Even more than Bruno Walter, Matacic urges his Naples ensemble forward, exploiting Mozart’s brilliant counterpoint and the blend of strings, winds, and tympani. The sheer brio of invention has infused Mozart’s edgily buoyant spirit, and Matacic keeps us in a state of perpetual tension as the minor key Adagio of the first movement moves through harmonically circuitous routes to the tonic of the febrile Allegro. The bassoon features prominently in the progress of the lovely G Major Andante, which no less offers Matacic’s dramatic urgency in polyphonic episodes. But the Finale, a 2/4 Presto of spectacular acrobatics, steals the show. The seamless bustling led by the flute gains exuberant, boisterous momentum as Matacic leads the orchestra into the heights and depths of rhythmic dexterity, ever colorful and rhythmically vibrant, a performance with which to reckon—an honest “Desert Island“ treasure!

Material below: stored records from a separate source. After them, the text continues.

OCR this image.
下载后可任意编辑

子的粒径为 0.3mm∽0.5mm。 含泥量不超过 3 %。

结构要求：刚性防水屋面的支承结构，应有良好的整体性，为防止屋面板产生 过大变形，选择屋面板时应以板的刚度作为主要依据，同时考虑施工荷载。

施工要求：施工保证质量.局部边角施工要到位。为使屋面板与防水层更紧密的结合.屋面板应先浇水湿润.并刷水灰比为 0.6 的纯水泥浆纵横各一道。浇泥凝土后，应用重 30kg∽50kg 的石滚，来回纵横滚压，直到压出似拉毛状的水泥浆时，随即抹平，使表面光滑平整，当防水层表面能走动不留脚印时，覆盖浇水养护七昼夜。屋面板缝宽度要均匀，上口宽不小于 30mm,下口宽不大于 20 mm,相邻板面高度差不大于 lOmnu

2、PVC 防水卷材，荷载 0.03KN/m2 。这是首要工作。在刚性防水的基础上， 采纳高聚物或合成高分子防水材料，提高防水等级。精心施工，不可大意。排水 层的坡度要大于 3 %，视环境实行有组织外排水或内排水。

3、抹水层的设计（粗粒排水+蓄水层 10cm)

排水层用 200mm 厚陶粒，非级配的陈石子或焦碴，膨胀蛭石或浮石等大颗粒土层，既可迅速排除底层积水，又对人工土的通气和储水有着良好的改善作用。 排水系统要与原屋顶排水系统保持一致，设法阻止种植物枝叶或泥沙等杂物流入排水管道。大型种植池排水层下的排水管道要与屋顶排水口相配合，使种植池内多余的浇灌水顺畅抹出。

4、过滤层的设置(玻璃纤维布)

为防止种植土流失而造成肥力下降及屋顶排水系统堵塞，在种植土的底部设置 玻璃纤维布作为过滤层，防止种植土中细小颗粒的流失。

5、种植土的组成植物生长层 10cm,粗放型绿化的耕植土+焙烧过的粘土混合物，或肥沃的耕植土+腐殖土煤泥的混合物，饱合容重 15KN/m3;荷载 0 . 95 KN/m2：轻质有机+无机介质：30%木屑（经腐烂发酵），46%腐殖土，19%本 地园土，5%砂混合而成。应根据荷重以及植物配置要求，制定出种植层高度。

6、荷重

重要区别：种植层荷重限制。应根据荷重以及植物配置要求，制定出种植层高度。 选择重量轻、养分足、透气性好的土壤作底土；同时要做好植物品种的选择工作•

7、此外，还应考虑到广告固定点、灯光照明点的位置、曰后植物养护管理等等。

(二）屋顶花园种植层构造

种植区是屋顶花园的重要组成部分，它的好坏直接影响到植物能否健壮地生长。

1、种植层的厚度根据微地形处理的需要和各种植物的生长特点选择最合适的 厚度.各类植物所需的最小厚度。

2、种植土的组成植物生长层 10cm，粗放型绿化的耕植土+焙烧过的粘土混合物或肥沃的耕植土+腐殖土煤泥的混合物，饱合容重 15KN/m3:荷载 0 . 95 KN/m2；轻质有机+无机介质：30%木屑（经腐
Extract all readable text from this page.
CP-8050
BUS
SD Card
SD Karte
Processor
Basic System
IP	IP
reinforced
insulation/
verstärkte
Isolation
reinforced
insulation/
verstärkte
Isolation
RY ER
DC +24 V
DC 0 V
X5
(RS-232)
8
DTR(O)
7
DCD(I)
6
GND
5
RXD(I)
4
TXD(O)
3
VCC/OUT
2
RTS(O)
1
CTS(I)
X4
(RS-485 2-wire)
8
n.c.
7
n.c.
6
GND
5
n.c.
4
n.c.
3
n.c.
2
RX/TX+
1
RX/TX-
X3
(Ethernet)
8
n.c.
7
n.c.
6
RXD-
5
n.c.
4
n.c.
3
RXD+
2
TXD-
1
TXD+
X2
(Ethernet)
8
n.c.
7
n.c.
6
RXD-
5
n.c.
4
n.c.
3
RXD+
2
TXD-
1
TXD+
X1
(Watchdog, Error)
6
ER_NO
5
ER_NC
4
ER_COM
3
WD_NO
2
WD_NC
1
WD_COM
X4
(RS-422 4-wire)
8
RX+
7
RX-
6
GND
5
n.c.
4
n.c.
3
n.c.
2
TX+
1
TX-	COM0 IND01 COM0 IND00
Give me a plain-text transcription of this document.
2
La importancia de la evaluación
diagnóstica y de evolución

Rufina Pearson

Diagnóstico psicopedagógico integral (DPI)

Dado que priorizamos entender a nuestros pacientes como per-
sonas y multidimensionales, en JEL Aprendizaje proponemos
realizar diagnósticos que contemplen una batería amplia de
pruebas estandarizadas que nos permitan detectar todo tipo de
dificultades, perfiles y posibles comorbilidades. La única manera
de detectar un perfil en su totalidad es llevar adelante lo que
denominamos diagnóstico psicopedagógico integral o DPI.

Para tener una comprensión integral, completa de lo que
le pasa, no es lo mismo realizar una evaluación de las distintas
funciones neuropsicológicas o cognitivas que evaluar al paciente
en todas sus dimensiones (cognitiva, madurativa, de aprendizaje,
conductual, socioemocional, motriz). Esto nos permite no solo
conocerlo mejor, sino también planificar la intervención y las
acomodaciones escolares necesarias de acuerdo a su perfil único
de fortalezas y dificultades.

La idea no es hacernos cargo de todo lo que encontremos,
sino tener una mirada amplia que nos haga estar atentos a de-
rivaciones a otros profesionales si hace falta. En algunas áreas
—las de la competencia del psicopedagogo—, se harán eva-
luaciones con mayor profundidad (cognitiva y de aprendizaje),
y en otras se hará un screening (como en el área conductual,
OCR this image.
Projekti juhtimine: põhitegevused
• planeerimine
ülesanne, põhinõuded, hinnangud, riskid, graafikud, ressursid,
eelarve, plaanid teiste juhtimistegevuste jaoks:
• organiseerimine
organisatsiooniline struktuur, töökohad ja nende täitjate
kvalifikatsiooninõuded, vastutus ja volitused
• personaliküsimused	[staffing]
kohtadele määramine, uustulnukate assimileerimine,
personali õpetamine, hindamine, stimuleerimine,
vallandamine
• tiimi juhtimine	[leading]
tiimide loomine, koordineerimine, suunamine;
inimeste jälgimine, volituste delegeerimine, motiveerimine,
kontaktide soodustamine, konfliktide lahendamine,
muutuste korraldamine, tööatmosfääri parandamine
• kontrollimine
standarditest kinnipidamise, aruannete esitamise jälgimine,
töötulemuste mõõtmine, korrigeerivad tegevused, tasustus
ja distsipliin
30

The 1775 Missa brevis in C, several of whose tropes appear in the fateful Requiem in D Minor, K. 626, has a nickname, “The Sparrow,” bestowed for its violin figures in the Hosanna, Sanctus, and Benedictus, which resemble birds’ warblings. As concentrated as this Mass appears (with Sanctus omitted) in this resonant performance (10 October 1961), its reverential and jubilant character shines in soli and chorus. Matacic, of course, remained a past master of opera and choral forces: witness his elegant inscriptions of Lehar’s The Merry Widow with Elizabeth Schwarzkopf and an epic Der Freischuetz with Rudolf Schock. Giuliana Raimondi’s sweet soprano reigns in the Gloria, whose figures recall Vivaldi‘s transparent textures in the repeated “Amens.” A forceful Credo engages a lovely duet between tenor Petre Munteanu and Raimondi and chorus; then, it breaks off into a fervent scena for the lower voices, cast in the form of a motet. Another accompanied motet constitutes the Benedictus, employing much high tessitura and coloratura filigree. Mozart, had he lived beyond 1791, planned to devote much more time to religious music for his beloved Vienna, and this Agnus Dei, which moves through a poignant chromatic Miserere, achieves a timeless quality of solemn introspection and deep valedictory resolution in the concluding martial Dona nobis pacem.
The sequence of Nine German Dances by Haydn under Matacic (24 January 1961) illustrate the composer’s vast resources of peasant energy, his delight in instrumental combinations, particularly in the woodwinds, and his ceaseless rhythmic invention. These dances may well have provided fodder for the more famous Haydn minuets and scherzi of the symphonies. The dances alternate in mood and character from rustic romps to fairly galant gestures from the noble courts of Europe. Eminently light-hearted and athletic, the music moves in fecund transparency, bestowing a moment of noblesse oblige wherever the figures fall.
The historic restorations show a renewed vitality.